Hommes hypogonadiques : un traitement par testostérone améliore le désir, la fonction érectile et la satisfaction sexuelle mais augmente le risque de polyglobulie

31/05/2018 Par Pr Philippe Chanson
Endocrinologie-Métabolisme
L’efficacité et la sécurité du traitement substitutif par testostérone chez les hommes ayant un hypogonadisme restent débattues.

Au moment de faire des recommandations sur le traitement par la testostérone, la Société Américaine d’Endocrinologie a fait réaliser une analyse systématique avec méta-analyse de tous les essais randomisés, contrôlés, pour déterminer les effets du traitement substitutif par la testostérone sur un certain nombre de critères d’efficacité et d’effets secondaires et cela chez les hommes hypogonadiques.
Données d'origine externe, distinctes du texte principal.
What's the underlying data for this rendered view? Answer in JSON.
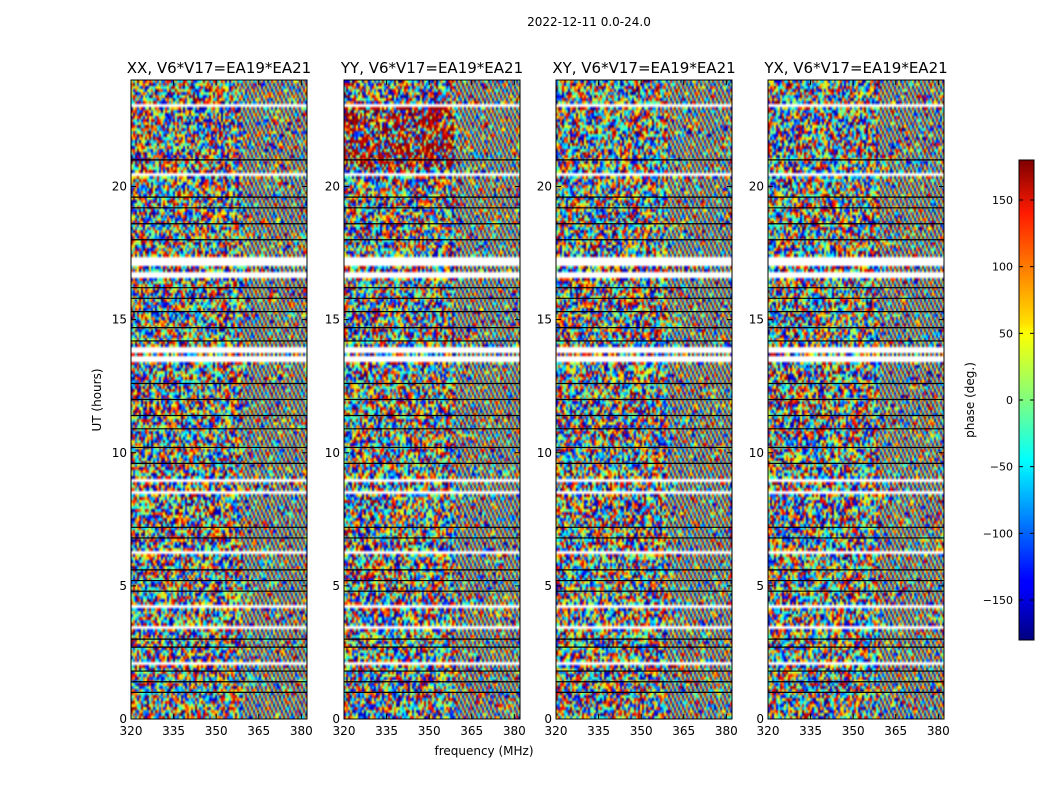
{
  "chart_data": {
    "type": "heatmap",
    "suptitle": "2022-12-11 0.0-24.0",
    "xlabel": "frequency (MHz)",
    "ylabel": "UT (hours)",
    "xlim": [
      320,
      382
    ],
    "ylim": [
      0,
      24
    ],
    "xticks": [
      320,
      335,
      350,
      365,
      380
    ],
    "yticks": [
      0,
      5,
      10,
      15,
      20
    ],
    "panels": [
      {
        "title": "XX, V6*V17=EA19*EA21"
      },
      {
        "title": "YY, V6*V17=EA19*EA21"
      },
      {
        "title": "XY, V6*V17=EA19*EA21"
      },
      {
        "title": "YX, V6*V17=EA19*EA21"
      }
    ],
    "colorbar": {
      "label": "phase (deg.)",
      "range": [
        -180,
        180
      ],
      "ticks": [
        150,
        100,
        50,
        0,
        -50,
        -100,
        -150
      ],
      "tick_labels": [
        "150",
        "100",
        "50",
        "0",
        "−50",
        "−100",
        "−150"
      ]
    }
  }
}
Les essais randomisés, durant plus de 12 semaines, comparés à du placebo chez les hommes adultes ayant un hypogonadisme (défini par une testostérone totale le matin < 3 ng/ml et au moins 1 symptôme ou signe d’hypogonadisme) ont été retenus et, finalement, 4 essais randomisés ont été conservés incluant 1 779 patients avec un faible risque de biais. En comparaison avec le placebo, le traitement substitutif par la testostérone est associé à une petite augmentation, mais significative du désir sexuel et de la libido (différence moyenne standardisée = 0.17 ; IC 95 % = 0.01 à 0.34, n = 1 383), une petite augmentation de la fonction érectile (différence standardisée moyenne de 0.16 ; 0.06 à 0.27, n = 1 344) et de la satisfaction sexuelle (différence standardisée moyenne = 0.16 ; 0.01 à 0.31, n = 676) mais il n’y avait pas d’effet sur l’énergie ou sur l’humeur. Le traitement par testostérone était associé à une augmentation du risque de développer une polyglobulie (risque relatif = 8.14 ; IC 95 % = 1.87 à 35.4, n = 1 579) en comparaison du placebo mais il n’y avait pas d’effet significatif sur les symptômes urinaires. En conclusion, chez les hommes hypogonadiques, le traitement par la testostérone améliore le désir, la fonction érectile et la satisfaction sexuelle mais il augmente le risque de polyglobulie.